The Strib endorses Mark Ritchie, predictably, over conservative lightning rod Mary Kiffmeyer for Secretary of State:

It's been eight years since she first won the office (with a 47 percent plurality, a political unknown benefiting from the Year of Jesse), and still she's beating the drum against vote fraud, virtually nonexistent in Minnesota -- while claiming credit for high-turnout trends that long predate her.

But there's nothing amusing about Kiffmeyer's actual record. Her policies and practices have had the steady effect -- some would say the partisan intent, as well -- of discouraging voter participation.

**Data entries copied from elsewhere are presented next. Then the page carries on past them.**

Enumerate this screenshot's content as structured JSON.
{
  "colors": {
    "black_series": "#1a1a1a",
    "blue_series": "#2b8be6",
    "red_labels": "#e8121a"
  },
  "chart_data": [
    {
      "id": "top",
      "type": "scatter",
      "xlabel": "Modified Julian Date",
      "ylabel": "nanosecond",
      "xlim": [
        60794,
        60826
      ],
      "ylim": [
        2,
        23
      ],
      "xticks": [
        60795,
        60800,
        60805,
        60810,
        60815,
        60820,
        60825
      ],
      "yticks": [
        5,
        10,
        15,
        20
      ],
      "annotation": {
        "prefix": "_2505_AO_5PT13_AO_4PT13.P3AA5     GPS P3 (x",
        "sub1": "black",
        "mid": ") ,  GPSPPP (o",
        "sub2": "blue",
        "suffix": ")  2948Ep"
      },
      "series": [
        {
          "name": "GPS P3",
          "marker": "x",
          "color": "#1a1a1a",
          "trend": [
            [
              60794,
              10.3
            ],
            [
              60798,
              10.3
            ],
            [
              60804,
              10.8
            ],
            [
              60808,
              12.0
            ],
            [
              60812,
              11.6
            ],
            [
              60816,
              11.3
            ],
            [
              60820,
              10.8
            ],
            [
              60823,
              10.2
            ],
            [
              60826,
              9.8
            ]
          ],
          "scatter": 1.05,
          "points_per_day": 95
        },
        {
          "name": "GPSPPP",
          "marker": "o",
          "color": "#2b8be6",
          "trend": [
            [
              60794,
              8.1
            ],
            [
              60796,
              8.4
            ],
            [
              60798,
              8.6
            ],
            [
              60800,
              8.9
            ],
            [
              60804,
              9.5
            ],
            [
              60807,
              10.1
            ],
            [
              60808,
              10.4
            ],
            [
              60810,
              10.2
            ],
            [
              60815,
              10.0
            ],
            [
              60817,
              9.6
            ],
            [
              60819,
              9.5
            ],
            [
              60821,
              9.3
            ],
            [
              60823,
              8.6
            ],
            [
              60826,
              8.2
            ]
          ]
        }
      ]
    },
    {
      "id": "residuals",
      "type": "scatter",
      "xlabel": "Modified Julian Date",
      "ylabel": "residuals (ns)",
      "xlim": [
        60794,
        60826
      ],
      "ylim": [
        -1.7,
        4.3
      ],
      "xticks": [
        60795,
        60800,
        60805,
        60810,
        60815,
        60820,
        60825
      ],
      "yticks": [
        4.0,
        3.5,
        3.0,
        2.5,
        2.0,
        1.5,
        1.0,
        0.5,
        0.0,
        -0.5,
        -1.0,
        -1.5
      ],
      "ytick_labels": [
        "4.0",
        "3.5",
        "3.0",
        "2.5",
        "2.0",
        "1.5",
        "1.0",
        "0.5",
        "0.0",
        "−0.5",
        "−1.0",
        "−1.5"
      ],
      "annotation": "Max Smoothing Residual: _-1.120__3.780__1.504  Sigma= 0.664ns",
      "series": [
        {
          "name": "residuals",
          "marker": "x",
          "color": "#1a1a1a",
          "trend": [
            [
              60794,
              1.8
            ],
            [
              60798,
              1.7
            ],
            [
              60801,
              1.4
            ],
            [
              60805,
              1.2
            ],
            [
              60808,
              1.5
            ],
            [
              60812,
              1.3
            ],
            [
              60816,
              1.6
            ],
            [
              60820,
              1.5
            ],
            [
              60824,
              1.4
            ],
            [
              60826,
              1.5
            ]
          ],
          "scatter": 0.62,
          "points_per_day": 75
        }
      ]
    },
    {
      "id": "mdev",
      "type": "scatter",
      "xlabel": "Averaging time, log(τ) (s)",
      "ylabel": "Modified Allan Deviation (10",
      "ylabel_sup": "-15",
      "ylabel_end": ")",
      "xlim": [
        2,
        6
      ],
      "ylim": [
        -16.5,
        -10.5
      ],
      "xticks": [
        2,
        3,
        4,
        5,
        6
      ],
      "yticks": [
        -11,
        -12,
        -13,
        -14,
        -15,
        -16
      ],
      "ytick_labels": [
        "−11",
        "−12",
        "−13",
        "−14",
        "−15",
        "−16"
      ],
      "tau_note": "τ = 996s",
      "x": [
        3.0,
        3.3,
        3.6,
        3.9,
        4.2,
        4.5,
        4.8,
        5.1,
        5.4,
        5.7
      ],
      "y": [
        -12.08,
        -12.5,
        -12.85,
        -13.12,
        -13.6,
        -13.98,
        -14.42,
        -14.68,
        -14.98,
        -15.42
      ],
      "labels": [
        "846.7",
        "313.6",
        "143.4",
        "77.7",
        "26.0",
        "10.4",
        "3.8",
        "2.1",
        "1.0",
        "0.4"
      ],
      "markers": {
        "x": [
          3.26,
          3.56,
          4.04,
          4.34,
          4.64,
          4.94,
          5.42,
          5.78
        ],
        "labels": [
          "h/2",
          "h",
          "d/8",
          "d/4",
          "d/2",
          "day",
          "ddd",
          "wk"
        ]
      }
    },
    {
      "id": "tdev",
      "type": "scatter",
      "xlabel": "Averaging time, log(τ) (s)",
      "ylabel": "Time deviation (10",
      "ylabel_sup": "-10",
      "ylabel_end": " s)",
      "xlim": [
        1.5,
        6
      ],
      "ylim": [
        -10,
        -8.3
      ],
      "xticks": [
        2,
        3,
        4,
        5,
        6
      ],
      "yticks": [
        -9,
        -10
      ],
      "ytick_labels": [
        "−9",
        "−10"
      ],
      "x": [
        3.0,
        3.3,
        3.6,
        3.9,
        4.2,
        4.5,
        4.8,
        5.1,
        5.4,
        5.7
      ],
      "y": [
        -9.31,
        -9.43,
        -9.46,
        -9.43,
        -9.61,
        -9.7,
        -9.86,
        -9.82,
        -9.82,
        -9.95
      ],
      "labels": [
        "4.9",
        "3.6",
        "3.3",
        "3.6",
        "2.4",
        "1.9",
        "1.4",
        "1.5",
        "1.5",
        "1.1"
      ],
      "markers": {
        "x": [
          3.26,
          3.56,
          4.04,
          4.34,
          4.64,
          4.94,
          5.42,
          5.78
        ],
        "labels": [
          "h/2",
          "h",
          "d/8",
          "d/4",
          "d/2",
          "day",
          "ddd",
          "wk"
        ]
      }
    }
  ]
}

Ah, the mantra of "voter participation".

Voting, like marriage, is a good thing; that doesn't mean everyone should vote. People who don't think about their vote, who spend no time analyzing or learning about the candidates or their issues are a drag on the process. Not to deny their right to vote - far from it - but hauling people to the polls just for the sake of hauling people to the polls is more a matter of political expedience than moral imperative.

And Kiffmeyer's crimes against voting...?

She has opposed voting by mail, proposed to decorate polling places with alarmist warning posters about terrorism, and exasperated local elections officials statewide with changing directives about balloting practices and voter identification requirements. Worst, she continues to advocate for requiring voters to produce a photo ID card -- a move that would directly undercut Minnesota's proud tradition of allowing same-day registration and voting by citizens who are elderly, disadvantaged, new to the state or, well, organizationally challenged.
Finally - a paragraph too stupid to fisk.

Not the last one, unfortunately:

Attentive Minnesotans have learned from disgraceful examples around the country that monkeying with the mechanics of registration, voting and ballot-counting has become the modern method for manipulating election outcomes.
But they would not have learned from the Strib, whose coverage of Democrat voter voter fraud in Milwaukee was less-than-perfunctory, and whose coverage of the Washington state governor's race was ludicrously soft on that state's Democrat-rigged recount system.
Also, that Kiffmeyer's Republican Party is usually the leading beneficiary of measures that discourage participation at the polls.
Or, put another way, that the Strib's DFL is the "leading beneficiary" of policies that encourage participation by the indifferent, uninformed and illegal.

No, they all but say it in as many words:

Remember the black "NOVEMBER 2" bumper stickers that became ubiquitous in 2004? Those were Ritchie's handiwork as leader of National Voice, a coalition of 1,000 nonpartisan groups [Hah!] across the United States that brought more than 5 million new voters to the polls.
So in other words, he's a sloganeering stealth party hack who is dedicated to bringing masses of uninformed, disinterested people (and, apparently, suggestible ones) to the polls.

All the qualifation one needs, in the Strib's world, to be SOS!

But Obi Sium's public service experience is laughable?

Posted by Mitch at October 23, 2006 06:23 AM | TrackBack
Comments

Thanks for fisking these endorsements, Mitch. Some of us have grown too weary to do so.

I'd like to know where the evidence is that IDs and pre-registration affect Democrats more than republicans. The ID thing should be simple, you gotta have one to buy booze and cigarettes so you would think most people would have one, even the downtrodden. As for pre-registration, Republicans would be equally inconvenienced. In fact, a small business person could actually lose money by having to pre-register and vote if they have to take off work, unlike union members who get time off to vote.